3. 音楽アーティストの心の奥底:Google DeepMindがLyriaを紹介
By Andrew Kim | @andrewkimARK
Research Associate
先週の木曜日、Google DeepMindはYouTubeと提携して開発されたAI音楽生成モデルであるLyria(リリア)を発表しました。 そして同社は、Lyria上に構築された2つの実験的製品であるDream Track(ドリームトラック)とMusic AI toolsを取り上げて紹介しました。Dream Trackは、YouTubeのユーザーが、チャーリー・プースやT-ペインなどの提携アーティストのスタイルで、テキストプロンプトからサウンドトラックを作成することを可能にします。これらのサウンドトラックがYouTubeショート動画のBGMとして機能し、音楽アーティストがファンとつながるための新しいチャンネルとしてDream Trackが飛躍することをGoogle社は期待しています。また同社は、プロの音楽アーティスト、ソングライター、プロデューサー向けに、鼻歌、ビートボックス、MIDIファイルなどのプロンプトを強化したインプットから、説得力のある一貫したオーディオ出力を生成するMusic AIツールも紹介しました。

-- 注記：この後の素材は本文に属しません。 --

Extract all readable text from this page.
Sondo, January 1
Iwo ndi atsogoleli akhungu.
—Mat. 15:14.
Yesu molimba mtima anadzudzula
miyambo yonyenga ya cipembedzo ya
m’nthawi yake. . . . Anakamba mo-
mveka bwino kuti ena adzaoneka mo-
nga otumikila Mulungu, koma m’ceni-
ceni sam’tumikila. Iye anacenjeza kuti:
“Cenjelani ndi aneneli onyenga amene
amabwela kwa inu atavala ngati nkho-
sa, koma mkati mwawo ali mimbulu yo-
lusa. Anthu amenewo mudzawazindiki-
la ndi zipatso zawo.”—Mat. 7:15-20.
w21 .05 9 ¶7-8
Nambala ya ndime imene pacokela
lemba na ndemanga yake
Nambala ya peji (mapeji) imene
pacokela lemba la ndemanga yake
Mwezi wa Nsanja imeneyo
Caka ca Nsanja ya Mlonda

Lyria が公開したデモに基づき、Google社はMeta社のMusicGenやGoogle社独自の MusicLM の品質をはるかに上回る、世界で最も先進的な AI 音楽モデルを開発したと考えられます[iii]。 音楽アーティストの現在のワークフローに対応することで、Lyria はオーディオサンプルを選別するクリエイターの時間を数え切れないほど節約し、音楽制作の障壁を劇的に下げることができるでしょう。
とはいえ、Dream TrackもMusic AIツールも、著作権侵害の問題に直面する可能性が高いように思われます。Google社はブログ投稿の中で、Lyriaを使って公開されるコンテンツには、人間の耳には聞こえない音声で透かしが入れられることを強調していますが、他の生成AIモデルと同様に、出力をソース素材まで追跡し、オリジナル・アーティストとの収益分配契約を交渉することは、今後数年間にわたる長い訴訟を伴う同社の旅路において、つまずく原因となりそうです。
[i] Howell, E.; Pultarova, T; Dobrijevic, D.; Mann, A. 2023. “Starlink satellites: Everything you need to know about the controversial internet megaconstellation.” Space.com.
[ii] Robinson-Smith, W. 2023. “SpaceX Falcon 9 launches 23 Starlink satellites from Cape Canaveral.” Spaceflight Now.
[iii]音楽AIの競争相手であるジェンのウェブサイトで様々なモデルの品質を主観的にベンチマークすることが可能。